Jordan: Protests get results As a result of longstanding failures in dealing with internal and external challenges, and in particular conditionalities imposed by IMF loans, Jordan has faced a large series of social and political protests in recent years. In the wake of increasing deteriorations of the economic situation, the demonstrations have received an enormous upswing and received public support from all segments of society. The alternative report on Jordan, prepared by the Phenix Center for Economic Studies, describes the dynamics and the leading role of Civil Society Organizations (CSOs) during the demonstrations, and takes a look at the aftermath of the protests and upcoming challenges. The numerous protests in Jordan achieved sustainable social and economic improvements in terms of better wages, working conditions and the dismantling of unjust regulations. The unexpected outbreak of the Corona Virus is another challenge for the Jordanian health care system, and the for the productivity of the state itself. Mismanagement could exacerbate the already tense socio-economic which particularly affect the vulnerable population (such as migrants, informal workers and uninsured) who do not have the capacity and financial resources to seek medical help or unemployment benefits.

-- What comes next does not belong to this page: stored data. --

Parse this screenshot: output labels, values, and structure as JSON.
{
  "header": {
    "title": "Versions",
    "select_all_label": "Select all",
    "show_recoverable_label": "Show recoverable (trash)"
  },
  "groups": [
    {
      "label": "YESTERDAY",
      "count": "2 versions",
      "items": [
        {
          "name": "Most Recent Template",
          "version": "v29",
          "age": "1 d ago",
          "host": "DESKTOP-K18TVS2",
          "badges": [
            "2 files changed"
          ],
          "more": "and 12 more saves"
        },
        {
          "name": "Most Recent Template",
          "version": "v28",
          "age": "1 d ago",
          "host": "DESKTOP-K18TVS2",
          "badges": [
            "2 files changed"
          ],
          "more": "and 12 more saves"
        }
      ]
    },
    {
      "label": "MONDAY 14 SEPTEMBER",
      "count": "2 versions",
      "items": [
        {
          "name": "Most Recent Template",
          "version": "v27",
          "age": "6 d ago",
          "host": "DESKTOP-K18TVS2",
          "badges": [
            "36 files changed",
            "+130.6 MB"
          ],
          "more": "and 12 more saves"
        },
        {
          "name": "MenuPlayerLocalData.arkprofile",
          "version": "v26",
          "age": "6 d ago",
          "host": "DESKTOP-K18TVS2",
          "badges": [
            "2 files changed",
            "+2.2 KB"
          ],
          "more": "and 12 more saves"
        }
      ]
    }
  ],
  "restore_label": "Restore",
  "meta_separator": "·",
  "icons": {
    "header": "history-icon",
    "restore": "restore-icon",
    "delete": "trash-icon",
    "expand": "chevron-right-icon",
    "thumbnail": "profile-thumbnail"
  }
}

Hungary: The dismantling of democracy Supported by a supermajority in parliament and three landslide elections, in 2010, 2014 and 2018 the government of the Fidesz party, led by Prime Minister Viktor Orbán has severely undermined the system of checks and balances, eliminated political and professional autonomy of most of the state institutions and allowed the capture of the state by influential groups – oligarchs and political players. In October 2019, after years of paralysis and disarray of the Hungarian opposition, they obtained a surprise victory at the municipal elections, announcing changes that are still too early to predict. Hungarian performance towards the SDGs is relatively good in the indicators of poverty and decent work, thanks to economic growth. However, significant challenges remain, in relation with the quality of education and of health services. Simultaneously, the low energy efficiency of housing and polluting residential heating methods make air quality worse. Greenhouse gas emissions from transport have increased strongly over the last five years and emissions are projected to continue increasing under current policies. Water quality and supply remain concerns. Hungary is only at an early stage of moving towards a circular economy and institutional issues impede more effective implementation of environmental laws and policies.
Finland: Social security with inequalities and big footprint The presentation by Finland of its second VNR in 2020 initiated a new kind of cooperation between state authorities and civil society, with non-governmental actors presenting their assessment in the official report. Both views are largely in line, but civil society is more critical. There is no extreme poverty in Finland and a comprehensive social security covers the whole population. Still there are challenges in relation to poverty and inequality. A crucial problem is that increasing in inequalities and social exclusion seem to accumulate and extend across generations, causing intergenerational transmission of poverty. While gender equality situation is considered “good”, Finland is the second most violent EU country for women. As many as 47 per cent of Finnish women have experienced physical and/or sexual violence. The biggest challenge of Finland is the consumption of raw materials. It is high in relation to gross domestic product and per capita, the highest in the world. Total energy consumption was 1.38 million terajoules in 2018, and 40 per cent of fossil fuels. Finland’s economy produced 0.21 kg of carbon dioxide per EUR 1 of GDP, more than double that of Sweden or Switzerland. The average material footprint among Finns is over 40 000 kg per person a year, and the trend is rising. The accounting of greenhouse gas emissions does not consider the impact of Finnish consumption beyond its national borders. “Ecological footprint of Finland is more than three times larger than the global average and our consumption has negative effects abroad”, concludes the Finnish civil society report.